A report from Fragomen stated that LMT will often apply if the sponsor has conducted a retrenchment or redundancy in the last four months.

In addition, LMT will also apply if transferring a 457 visa holder from another sponsor in the same way they would an initial nomination. While international trade exemptions apply, Fragomen stressed that organisations must be aware that intra-corporate transfer or senior executive exemptions will only apply in situations where the applicant is overseas and relocating to Australia for work, as opposed to already being there.

“Accordingly, LMT is likely to be required in the case of 457 transfers in non-exempt occupations unless the employee you are transferring from another sponsor is a national of Thailand, Chile or New Zealand,” Fragomen explained.

Key HR takeaways
Of great importance is an understanding of how a position must be tested. Essentially, it must be advertised through a range of methods to thoroughly test the labour market.

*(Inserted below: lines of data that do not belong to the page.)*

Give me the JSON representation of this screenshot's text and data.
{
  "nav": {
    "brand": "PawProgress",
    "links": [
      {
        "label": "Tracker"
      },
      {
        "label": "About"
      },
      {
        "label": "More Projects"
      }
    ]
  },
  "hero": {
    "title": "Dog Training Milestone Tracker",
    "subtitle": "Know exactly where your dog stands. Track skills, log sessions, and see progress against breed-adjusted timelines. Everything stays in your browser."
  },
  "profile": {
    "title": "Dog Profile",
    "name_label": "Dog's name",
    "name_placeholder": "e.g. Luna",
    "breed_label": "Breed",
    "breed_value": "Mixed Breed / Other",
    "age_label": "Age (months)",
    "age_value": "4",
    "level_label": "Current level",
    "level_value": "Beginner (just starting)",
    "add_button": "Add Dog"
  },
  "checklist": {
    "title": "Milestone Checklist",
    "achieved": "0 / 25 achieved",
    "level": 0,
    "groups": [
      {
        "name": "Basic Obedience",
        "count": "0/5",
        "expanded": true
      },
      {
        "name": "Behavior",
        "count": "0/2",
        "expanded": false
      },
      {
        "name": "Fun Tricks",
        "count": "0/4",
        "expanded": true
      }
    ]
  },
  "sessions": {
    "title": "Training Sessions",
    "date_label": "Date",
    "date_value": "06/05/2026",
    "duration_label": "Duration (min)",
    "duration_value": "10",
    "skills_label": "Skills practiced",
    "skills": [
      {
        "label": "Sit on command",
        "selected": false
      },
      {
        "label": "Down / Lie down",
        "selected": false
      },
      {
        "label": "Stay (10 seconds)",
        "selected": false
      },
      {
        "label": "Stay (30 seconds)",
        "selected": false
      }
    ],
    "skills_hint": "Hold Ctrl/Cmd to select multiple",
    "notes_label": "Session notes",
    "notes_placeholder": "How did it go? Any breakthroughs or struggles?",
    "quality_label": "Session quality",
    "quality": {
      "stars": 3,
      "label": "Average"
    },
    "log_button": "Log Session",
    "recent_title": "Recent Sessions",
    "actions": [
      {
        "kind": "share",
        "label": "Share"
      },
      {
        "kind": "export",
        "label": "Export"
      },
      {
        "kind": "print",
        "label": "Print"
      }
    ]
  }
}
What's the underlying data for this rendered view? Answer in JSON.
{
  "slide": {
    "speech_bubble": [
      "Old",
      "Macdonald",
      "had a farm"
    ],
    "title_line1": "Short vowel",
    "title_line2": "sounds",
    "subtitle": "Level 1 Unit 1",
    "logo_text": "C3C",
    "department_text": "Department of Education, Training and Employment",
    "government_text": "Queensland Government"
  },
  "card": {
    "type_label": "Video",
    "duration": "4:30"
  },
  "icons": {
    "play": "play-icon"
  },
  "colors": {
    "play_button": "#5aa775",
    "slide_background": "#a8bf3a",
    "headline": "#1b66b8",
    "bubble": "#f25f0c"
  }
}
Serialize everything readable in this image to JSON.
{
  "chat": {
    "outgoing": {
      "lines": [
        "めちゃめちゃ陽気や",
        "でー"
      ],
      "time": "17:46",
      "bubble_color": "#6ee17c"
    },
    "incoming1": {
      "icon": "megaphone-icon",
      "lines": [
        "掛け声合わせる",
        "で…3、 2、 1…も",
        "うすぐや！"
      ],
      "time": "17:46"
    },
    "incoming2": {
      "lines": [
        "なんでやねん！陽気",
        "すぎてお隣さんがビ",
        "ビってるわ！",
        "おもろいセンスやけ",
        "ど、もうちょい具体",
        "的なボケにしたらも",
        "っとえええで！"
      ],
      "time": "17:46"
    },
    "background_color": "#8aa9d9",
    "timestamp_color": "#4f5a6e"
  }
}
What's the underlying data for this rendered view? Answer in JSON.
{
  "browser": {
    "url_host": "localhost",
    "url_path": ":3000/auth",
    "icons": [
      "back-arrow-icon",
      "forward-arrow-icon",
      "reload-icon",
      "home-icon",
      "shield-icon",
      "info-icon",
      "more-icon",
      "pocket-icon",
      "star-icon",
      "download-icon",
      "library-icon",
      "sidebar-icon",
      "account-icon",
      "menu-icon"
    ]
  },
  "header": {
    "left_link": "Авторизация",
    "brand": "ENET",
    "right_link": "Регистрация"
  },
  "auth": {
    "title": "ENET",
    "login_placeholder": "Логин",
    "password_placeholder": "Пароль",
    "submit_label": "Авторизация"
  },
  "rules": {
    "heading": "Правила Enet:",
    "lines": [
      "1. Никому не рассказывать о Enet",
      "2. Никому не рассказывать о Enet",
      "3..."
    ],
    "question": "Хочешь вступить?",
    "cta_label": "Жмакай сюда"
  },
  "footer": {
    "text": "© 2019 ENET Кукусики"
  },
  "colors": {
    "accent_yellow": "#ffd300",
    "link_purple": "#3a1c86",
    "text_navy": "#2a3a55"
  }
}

These methods include:
  • Posting the job on internal job boards.
  • Engaging in-house recruiters, external recruiters or head-hunters.
  • Posting the job on social media and professional networking sites.
  • Participation in recruitment events (trade shows, expos, etc).
There are no specifications regarding which media specifically is used, how long the advertisement must be posted, or its contents, although the criteria must be non-discriminatory.

In order to ensure the case officer analysing the nomination is satisfied there are no suitable Australians to fill the role, employers must provide the following information:
  • The mode of advertising used.
  • When it occurred.
  • Which geographical area the advertising was conducted in.
  • The fees incurred through conducting the advertising.

Additionally, employers can choose to provide information regarding the number of applications received, the number recruited, and the reasons why Australian candidates were not successful, but this is not compulsory.